Le Space, qui s’est tenu du 16 au 18 septembre au Parc-Expo de Rennes, « a battu tous les records » en accueillant 102 528 visiteurs, se sont félicités ses organisateurs dans un communiqué le 22 septembre. Plus de 14 000 d’entre eux venaient de l’étranger – de 125 pays, ce qui « constitue également un record ». Comme le précisent les organisateurs du salon spécialisé dans l’élevage, « la journée du mercredi a été particulièrement fréquentée avec 45 781 visiteurs (record historique du Salon) ». Les exposants, quant à eux, étaient 1 230, en provenance de 40 pays. Côté politiques, un ministre africain a participé « pour la première fois » à l’inauguration du salon : Mabouba Diagne, ministre sénégalais de l’Agriculture. Son homologue française, Annie Genevard, s’est rendue elle aussi à Rennes, mais sans expression publique, le gouvernement démissionnaire ne pouvant gérer que les affaires courantes. Cette 39e édition, également marquée par les maladies animales, était la première sous la présidence de Didier Lucas, élu à la tête du salon en juin. La prochaine se tiendra du mardi 15 au jeudi 17 septembre 2026.

Don agricole : Solaal a géré un surplus exceptionnel de pommes de terre

Solaal a bénéficié de 1 918 t de dons de pommes de terre depuis le début de 2025, contre 1 300 t en 2022, année haute, dont 942 t pour le seul mois de mai, selon le dernier bilan de l’association collectrice pour l’aide alimentaire, transmis à Agra Presse le 22 septembre. Exceptionnellement, 270 t, fournies avant l’été par la société Chipex (spécialisée en pomme de terre industrielle et principal donatrice des Hauts-de-France en volume) ont été transformées en 48,8 t de flocons de purée dans l’usine Mousline de Rosières-en-Santerre, selon un communiqué de Solaal du 1er septembre. Une opération réalisée à ses frais, a précisé la directrice de Solaal, des capacités de production ayant été trouvées avant la pause estivale. Ces dons importants s’expliquent par la chute du prix de la pomme de terre, qui a poussé de nombreux agriculteurs à se tourner vers le don pour éviter de perdre leur récolte. Les structures bénéficiaires n’avaient pas les capacités pour réceptionner, conditionner, conserver et distribuer ces pics de volumes.

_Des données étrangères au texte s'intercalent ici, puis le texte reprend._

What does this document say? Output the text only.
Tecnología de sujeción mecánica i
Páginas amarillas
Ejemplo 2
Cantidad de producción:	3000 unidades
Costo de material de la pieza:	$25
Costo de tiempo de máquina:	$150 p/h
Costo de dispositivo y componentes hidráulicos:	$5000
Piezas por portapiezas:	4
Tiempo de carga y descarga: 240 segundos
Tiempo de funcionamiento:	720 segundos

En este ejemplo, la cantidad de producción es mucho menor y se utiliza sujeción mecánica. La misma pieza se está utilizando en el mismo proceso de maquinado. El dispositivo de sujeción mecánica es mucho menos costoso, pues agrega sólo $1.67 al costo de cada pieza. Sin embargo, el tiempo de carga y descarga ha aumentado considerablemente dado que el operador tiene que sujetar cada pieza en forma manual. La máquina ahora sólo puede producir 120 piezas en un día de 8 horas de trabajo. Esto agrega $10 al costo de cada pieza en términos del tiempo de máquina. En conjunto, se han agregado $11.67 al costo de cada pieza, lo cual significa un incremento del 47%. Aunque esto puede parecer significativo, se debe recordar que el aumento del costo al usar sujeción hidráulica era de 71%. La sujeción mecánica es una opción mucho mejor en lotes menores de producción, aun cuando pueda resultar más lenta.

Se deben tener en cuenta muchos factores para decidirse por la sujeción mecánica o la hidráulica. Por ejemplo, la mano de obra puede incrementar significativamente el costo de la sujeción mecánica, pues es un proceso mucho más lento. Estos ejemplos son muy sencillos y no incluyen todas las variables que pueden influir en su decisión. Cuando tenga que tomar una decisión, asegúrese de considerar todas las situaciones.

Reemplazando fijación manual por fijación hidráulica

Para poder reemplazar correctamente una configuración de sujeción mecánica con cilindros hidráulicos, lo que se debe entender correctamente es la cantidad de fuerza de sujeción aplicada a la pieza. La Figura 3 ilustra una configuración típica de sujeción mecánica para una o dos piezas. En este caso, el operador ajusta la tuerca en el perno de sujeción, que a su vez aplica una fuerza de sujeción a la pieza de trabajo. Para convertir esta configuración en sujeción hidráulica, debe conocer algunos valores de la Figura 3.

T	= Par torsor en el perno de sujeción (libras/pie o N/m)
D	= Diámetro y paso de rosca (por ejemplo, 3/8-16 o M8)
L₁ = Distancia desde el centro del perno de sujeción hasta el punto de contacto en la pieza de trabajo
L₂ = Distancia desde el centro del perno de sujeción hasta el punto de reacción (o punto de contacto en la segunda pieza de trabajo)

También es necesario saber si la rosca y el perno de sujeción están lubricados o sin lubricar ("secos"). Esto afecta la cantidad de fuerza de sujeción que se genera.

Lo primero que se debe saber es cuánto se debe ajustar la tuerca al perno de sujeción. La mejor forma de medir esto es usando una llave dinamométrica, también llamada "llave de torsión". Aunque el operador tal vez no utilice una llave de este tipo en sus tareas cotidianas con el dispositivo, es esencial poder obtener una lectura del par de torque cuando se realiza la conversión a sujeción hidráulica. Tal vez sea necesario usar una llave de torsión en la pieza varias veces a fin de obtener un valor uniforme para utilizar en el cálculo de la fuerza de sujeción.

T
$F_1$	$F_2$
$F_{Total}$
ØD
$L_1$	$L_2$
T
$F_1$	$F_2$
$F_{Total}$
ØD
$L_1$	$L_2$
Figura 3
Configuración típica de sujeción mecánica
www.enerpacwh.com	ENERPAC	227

D’où la solution de la transformation. Tout a été distribué, annonce Solaal, alors que les glanages se poursuivent dans le cadre des journées du don agricole, tout au long de septembre.

Semences : Claude Tabel, nouveau président du Conseil de surveillance du groupe RAGT

Le conseil de surveillance du groupe RAGT a désigné Claude Tabel comme son nouveau président. Il succède à Daniel Segonds, arrivé au terme de son dernier mandat en juin, après avoir occupé ce poste durant douze ans. De juillet 2013 à décembre 2021, Claude Tabel a occupé la présidence du Directoire du groupe. Ce poste est depuis piloté par Laurent Guerreiro. Pour rappel, le conseil de surveillance exerce un contrôle de la gestion et des orientations données par le directoire. Claude Tabel a par ailleurs assuré la présidence de l’UFS, l’Union française des semenciers, de 2019 à 2022. (Anne Gilet)

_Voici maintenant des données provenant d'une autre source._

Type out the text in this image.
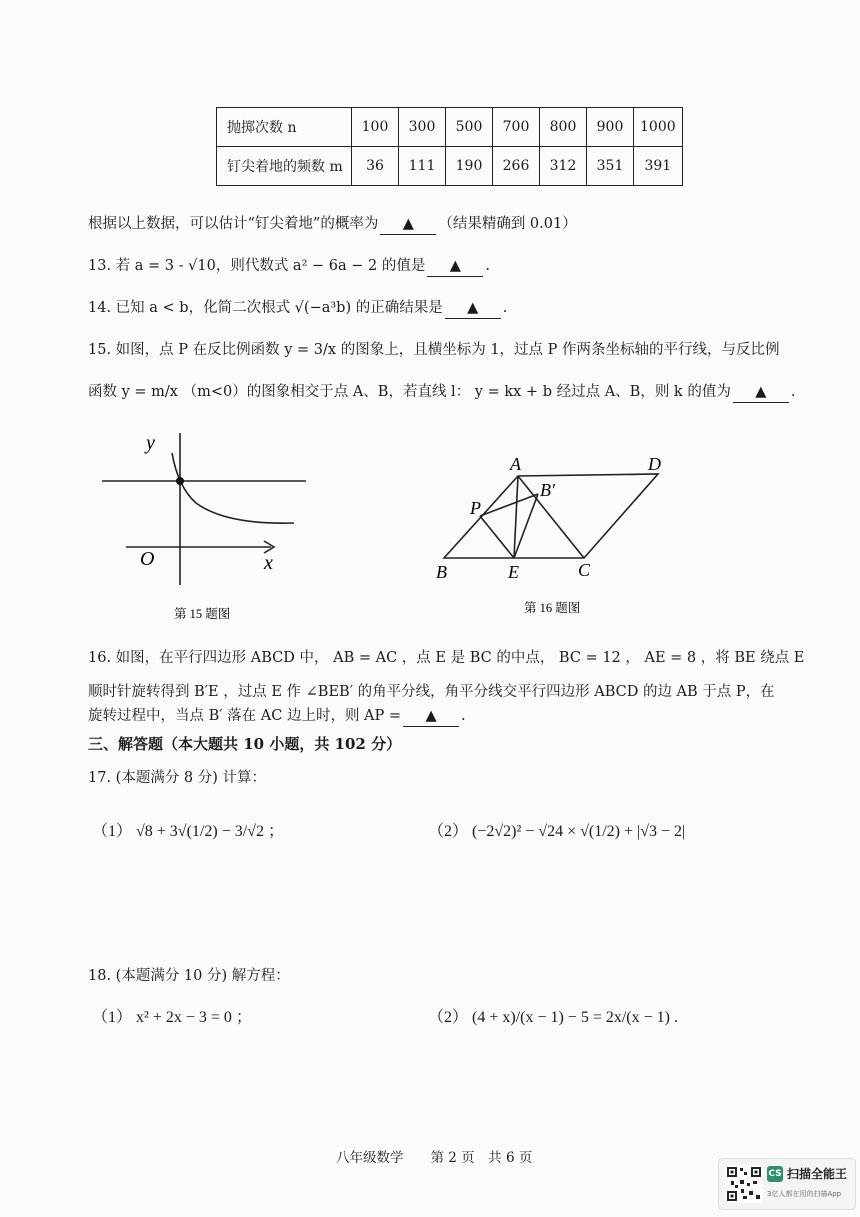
抛掷次数 n	100	300	500	700	800	900	1000
钉尖着地的频数 m	36	111	190	266	312	351	391
根据以上数据，可以估计“钉尖着地”的概率为 ▲ （结果精确到 0.01）
13. 若 a = 3 - √10，则代数式 a² − 6a − 2 的值是 ▲ .
14. 已知 a < b，化简二次根式 √(−a³b) 的正确结果是 ▲ .
15. 如图，点 P 在反比例函数 y = 3/x 的图象上，且横坐标为 1，过点 P 作两条坐标轴的平行线，与反比例
函数 y = m/x （m<0）的图象相交于点 A、B，若直线 l： y = kx + b 经过点 A、B，则 k 的值为 ▲ .
y
x
O
第 15 题图
A	D
B′
P
B	E	C
第 16 题图
16. 如图，在平行四边形 ABCD 中， AB = AC ，点 E 是 BC 的中点， BC = 12 ， AE = 8 ，将 BE 绕点 E
顺时针旋转得到 B′E ，过点 E 作 ∠BEB′ 的角平分线，角平分线交平行四边形 ABCD 的边 AB 于点 P，在
旋转过程中，当点 B′ 落在 AC 边上时，则 AP = ▲ .
三、解答题（本大题共 10 小题，共 102 分）
17. (本题满分 8 分) 计算：
（1） √8 + 3√(1/2) − 3/√2 ；	（2） (−2√2)² − √24 × √(1/2) + |√3 − 2|
18. (本题满分 10 分) 解方程：
（1） x² + 2x − 3 = 0 ；	（2） (4 + x)/(x − 1) − 5 = 2x/(x − 1) .
八年级数学　　第 2 页　共 6 页
CS 扫描全能王
3亿人都在用的扫描App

Précision sur les délégations interministérielles supprimées

Contacté par Agra Presse le 19 septembre, le cabinet du Premier ministre Sébastien Lecornu a précisé les raisons de la suppression de la délégation interministérielle chargée du suivi des conclusions du Varenne agricole, soulignant l’existence d’un autre délégué interministériel chargé de la gestion de l’eau. « Il y avait quasiment un doublon », relève-t-on à Matignon. De manière analogue, la suppression de la délégation ministérielle à la Forêt et au bois qui était rattachée au ministère de la Transition écologique s’explique par la présence d’un délégué ministériel chargé de la même thématique.